Espaço de Vida ARTIGO 85: RELACIONAMENTO - PARTE 01

Uma das coisas mais difíceis de se ter na vida é relacionamento. Não é fácil conviver com pessoas, principalmente, quando são diversas de nós, defensoras de outras culturas, outros credos, com ideias nem sempre compatíveis com as nossas, habituadas a costumes que nos são estranhos.

Somos muito afeitos ao nosso jeito de ser e fazer a vida funcionar. Apegados ao que nos é familiar, olhamos para o outro com suspeita. Avaliamos o que lhe é característico como sendo errado e criticamos suas escolhas com base nos ditames de nossa própria cartilha pessoal, mas, sempre, sob o véu da humilde justificativa de que trata-se de sabedoria universal. Do nosso universo, bem claro. O que é bom para mim, é bom para você. O que é bom para você, nem sempre é bom para mim.

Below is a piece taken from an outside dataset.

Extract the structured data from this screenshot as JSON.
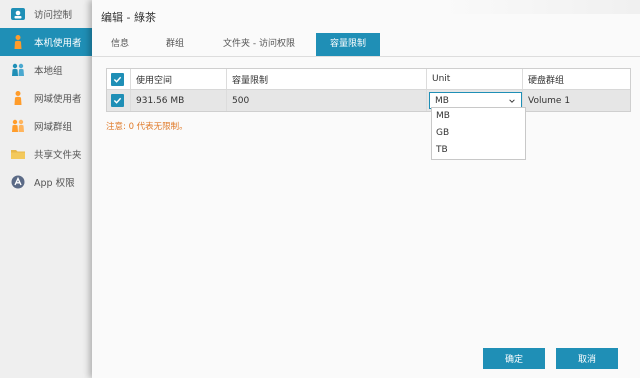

Um antigo professor meu costumava dizer a respeito do que lhe era estranho:- como eu não entendo o que falam, para mim, eles falam chinês. Tudo o que a minha mente não reconhece, é chinês.

Viajando em conjecturas, eu concluí que relacionamentos, por serem feitos de uns que nem sempre entendem outros, e vice-versa, podem ser chinês.

Chinês é tudo o que eu não entendo.

Todo pensamento que eu não entendo, todo sentimento que eu não entendo, toda decisão, cujas razões eu não entendo, é chinês.

Se eu não entendo, mas, tenho que aceitar e, mais que isso, conviver, aí, além de ser chinês, é complicado e relacionamento complicado é indigesto e coisa indigesta pode tornar-se ácida para a alma e acidez, segundo pesquisas científicas, é prejudicial à vida. Eu fiz uma costura direta no raciocínio para chegar ao seguinte: acidez passou a ser considerada a causa primária do câncer.

Segundo o fisiologista e bioquímico alemão, Otto Heinrich Warburg, a parceria entre câncer e acidez funciona, mais ou menos, assim: a acidez expulsa o oxigênio das células e oxigênio é fundamental para o funcionamento celular normal. A presença de oxigênio deixa o meio alcalino, que é o meio contrário ao ácido. A propósito, o nome alcalino vem do latim e significa o que concorda. Em meio alcalino, temos células sadias, felizes, oxigenadas. Em meio ácido, adeus harmonia e felicidade e as células ficam diante da eminência de se tornarem malignas.

Então, quando há concordância em relacionamentos, tudo rola redondo. As dificuldades surgem quando há discordância.

Bem, eu espero não estar forçando a barra, mas, penso que fazer uma analogia entre relacionamentos ácidos e doenças não é nenhum absurdo. Pensem bem; se a nossa fisiologia saudável é afetada pela acidez, a nossa natureza humana também pode ser. Quando duas, ou mais pessoas, travam intensas batalhas verbais, não sendo preciso chegar-se às vias de fato, o ambiente fica ácido. O ambiente fica pesado. O ar parece que tem chumbo e quase dá para se enxergar partículas de emoções que não foram metabolizadas depositarem-se como tristes e opacos cristais nos corações. Então, em concordância, céu de brigadeiro. Discordância, inferno na terra.

Quero ressaltar que o dr. Warburg estabeleceu, como lei, o fato de que os tecidos cancerosos são tecidos ácidos e os tecidos saudáveis são tecidos alcalinos. Células cancerosas podem viver sem oxigênio e, segundo ele, isso é regra sem exceção: falta de oxigênio e acidez são as duas caras de uma mesma moeda; quando você tem um, você tem o outro.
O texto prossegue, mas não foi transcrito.